Le Passe Muraille

Michel Butor prof de lettres

En lisant et en écoutant lire  l’écrivain-passeur,

par Pascal Ferret

Le nom de Michel Butor est trop strictement lié, pour beaucoup (et dans maintes histoires littéraires), au mouvement du Nouveau Roman qu’illustrèrent L’Emploi du temps et La modification, alors que plusieurs centaines de titres émaillent la bibliographie de ce grand lecteur, bien plus poète et « plasticien » du verbe que romancier.

Or c’est essentiellement en lecteur-écrivain que Michel Butor poursuit la captivante conversation que relance très discrètement (parfois même trop) Lucien Giraudo, amorcée par une première approche du livre en tant que support en évolution (surtout dans le DVD) et des diverses façons de découper une histoire en tranches et de l’éclairer, notamment par les recoupements de la littérature comparée.

Le ton patelin, semblant hésiter dans son élocution mais pour moduler un discours d’autant plus précis et personnel, Michel Butor excelle dans la démarche consistant à « placer » dans leur contexte historique ou social ou à mieux percevoir leur évolution du point de vue de la langue.

De l’impossibilité, pour Chateaubriand, d’écrire encore des vers (alors qu’il est essentiellement poète), à l’importance du grand magasin à l’époque de Zola, entre cent autres exemples, en passant par la circulation en Europe des thèmes romantiques, nous voyons ainsi comment la littérature ne cesse d’être « brassée » par la société et ses avatars.

Sur le ton de la conversation, qu’on aimerait parfois voir plus développée, ces entretiens supposent cependant une certaine connaissance préalable de la « grande » histoire littéraire, dont ils constituent un possible complément. On passe ainsi « autour » de Proust sans y entrer vraiment (sauf qu’on y entre quand même par une brève lecture), mais Proust est situé comme Apollinaire est situé (par rapport à la Grande Guerre et aux peintres) au tournant d’une nouvelle époque elle aussi située par rapport aux six ou sept siècles qui précèdent.
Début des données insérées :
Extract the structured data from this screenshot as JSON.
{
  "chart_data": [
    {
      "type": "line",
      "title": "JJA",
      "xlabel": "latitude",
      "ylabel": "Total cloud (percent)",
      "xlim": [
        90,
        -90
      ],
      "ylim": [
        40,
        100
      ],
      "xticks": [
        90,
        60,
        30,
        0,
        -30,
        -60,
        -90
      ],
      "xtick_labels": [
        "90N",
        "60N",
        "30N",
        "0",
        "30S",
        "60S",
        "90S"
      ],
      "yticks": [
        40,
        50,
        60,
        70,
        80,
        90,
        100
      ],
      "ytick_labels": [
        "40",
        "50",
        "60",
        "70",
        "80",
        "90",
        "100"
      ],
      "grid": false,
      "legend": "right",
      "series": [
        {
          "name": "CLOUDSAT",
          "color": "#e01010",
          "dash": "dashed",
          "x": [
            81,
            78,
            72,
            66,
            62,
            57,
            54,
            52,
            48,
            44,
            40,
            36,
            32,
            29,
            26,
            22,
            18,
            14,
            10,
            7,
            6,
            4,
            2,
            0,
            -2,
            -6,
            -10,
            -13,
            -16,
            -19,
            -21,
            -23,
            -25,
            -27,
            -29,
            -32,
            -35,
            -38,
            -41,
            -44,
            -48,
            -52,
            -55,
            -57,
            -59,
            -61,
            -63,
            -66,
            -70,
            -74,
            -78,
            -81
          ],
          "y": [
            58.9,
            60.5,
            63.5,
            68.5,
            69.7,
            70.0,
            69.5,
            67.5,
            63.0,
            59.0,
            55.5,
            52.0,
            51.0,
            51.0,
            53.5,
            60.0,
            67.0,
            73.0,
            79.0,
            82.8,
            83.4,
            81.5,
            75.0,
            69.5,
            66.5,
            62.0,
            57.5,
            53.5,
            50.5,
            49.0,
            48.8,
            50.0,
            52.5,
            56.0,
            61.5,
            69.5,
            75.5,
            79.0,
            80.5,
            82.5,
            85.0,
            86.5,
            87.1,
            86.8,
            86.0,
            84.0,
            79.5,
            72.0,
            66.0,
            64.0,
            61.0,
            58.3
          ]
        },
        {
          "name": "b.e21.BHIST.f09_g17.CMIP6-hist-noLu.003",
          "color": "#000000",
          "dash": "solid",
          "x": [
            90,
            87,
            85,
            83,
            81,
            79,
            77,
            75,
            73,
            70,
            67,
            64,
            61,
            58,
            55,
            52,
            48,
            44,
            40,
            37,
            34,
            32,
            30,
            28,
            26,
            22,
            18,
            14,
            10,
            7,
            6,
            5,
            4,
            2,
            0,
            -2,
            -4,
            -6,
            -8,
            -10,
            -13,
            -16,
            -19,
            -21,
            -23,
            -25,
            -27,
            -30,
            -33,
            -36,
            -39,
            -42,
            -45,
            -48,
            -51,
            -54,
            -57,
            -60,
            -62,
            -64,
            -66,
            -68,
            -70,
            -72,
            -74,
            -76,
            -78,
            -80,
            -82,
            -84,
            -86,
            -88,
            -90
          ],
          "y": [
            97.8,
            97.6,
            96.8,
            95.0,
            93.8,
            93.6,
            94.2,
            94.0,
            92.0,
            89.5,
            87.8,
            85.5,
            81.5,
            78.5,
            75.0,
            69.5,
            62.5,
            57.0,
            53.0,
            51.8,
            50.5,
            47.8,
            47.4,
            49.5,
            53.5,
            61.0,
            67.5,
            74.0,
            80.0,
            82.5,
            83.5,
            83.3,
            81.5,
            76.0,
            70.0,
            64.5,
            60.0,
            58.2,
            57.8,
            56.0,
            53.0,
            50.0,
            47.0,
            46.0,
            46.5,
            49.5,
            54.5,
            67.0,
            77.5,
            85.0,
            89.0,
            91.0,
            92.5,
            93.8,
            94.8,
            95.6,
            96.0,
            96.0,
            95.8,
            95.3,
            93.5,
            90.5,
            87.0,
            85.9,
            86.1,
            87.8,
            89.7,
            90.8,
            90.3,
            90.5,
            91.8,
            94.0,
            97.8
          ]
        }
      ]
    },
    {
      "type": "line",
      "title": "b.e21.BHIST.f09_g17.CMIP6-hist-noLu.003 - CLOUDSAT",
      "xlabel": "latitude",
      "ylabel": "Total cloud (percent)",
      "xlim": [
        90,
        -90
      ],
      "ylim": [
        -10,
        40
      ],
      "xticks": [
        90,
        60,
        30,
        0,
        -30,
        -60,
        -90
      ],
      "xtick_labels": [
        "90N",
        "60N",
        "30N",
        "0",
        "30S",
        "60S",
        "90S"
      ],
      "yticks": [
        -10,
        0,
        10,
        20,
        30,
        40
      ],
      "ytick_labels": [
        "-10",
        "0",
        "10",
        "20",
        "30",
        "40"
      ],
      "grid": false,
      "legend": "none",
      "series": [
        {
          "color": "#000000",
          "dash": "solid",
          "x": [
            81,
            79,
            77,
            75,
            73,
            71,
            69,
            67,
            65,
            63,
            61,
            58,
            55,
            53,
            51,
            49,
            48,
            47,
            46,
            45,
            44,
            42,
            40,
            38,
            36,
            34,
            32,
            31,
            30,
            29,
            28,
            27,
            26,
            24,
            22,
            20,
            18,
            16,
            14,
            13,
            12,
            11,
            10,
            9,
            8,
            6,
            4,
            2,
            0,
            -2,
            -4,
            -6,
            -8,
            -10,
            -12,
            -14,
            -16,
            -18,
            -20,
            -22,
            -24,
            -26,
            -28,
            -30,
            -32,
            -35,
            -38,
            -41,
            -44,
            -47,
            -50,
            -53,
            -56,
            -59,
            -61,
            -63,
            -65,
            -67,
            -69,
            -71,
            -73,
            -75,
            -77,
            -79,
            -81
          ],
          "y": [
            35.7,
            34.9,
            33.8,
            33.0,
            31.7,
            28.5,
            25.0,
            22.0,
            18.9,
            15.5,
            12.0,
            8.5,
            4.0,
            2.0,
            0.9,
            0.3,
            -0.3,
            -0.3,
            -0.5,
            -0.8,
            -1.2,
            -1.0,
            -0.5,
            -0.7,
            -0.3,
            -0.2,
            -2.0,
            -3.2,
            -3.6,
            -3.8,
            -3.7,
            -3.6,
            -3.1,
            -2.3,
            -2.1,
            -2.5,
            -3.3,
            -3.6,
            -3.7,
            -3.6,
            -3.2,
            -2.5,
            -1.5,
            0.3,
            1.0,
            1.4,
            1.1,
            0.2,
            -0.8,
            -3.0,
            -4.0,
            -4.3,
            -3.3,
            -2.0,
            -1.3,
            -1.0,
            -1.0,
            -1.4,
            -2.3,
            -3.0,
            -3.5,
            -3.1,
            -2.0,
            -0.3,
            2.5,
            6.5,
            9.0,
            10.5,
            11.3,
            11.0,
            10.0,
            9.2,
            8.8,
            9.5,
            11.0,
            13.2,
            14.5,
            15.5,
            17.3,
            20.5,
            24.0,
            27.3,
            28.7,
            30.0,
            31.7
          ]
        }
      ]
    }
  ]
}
Original par ses points de vue, Michel Butor l’est aussi par les morceaux qu’il lit (admirablement), comme le prodigieux passage du massacre du grand cerf, dans La légende de Saint Julien l’hospitalier de Flaubert, ou tel autre de Connaissance de l’est de Claudel.

Autre apport appréciable : l’anthologie qui complète le package avec une trentaine de textes constituant autant d’illustrations non convenues, des Cannibales de Montaigne aux Adieux du vieillard de Diderot ou d’un bout de La duchesse de Langeais à La tour Eiffel sidérale de Cendrars. A recommander, particulièrement, à l’automobilistedésireux de voyager en bonne compagnie.

Michel Butor. Petite histoire de la littérature française. Carnets Nord. 5CD + 1 DVD + 1 livre broché.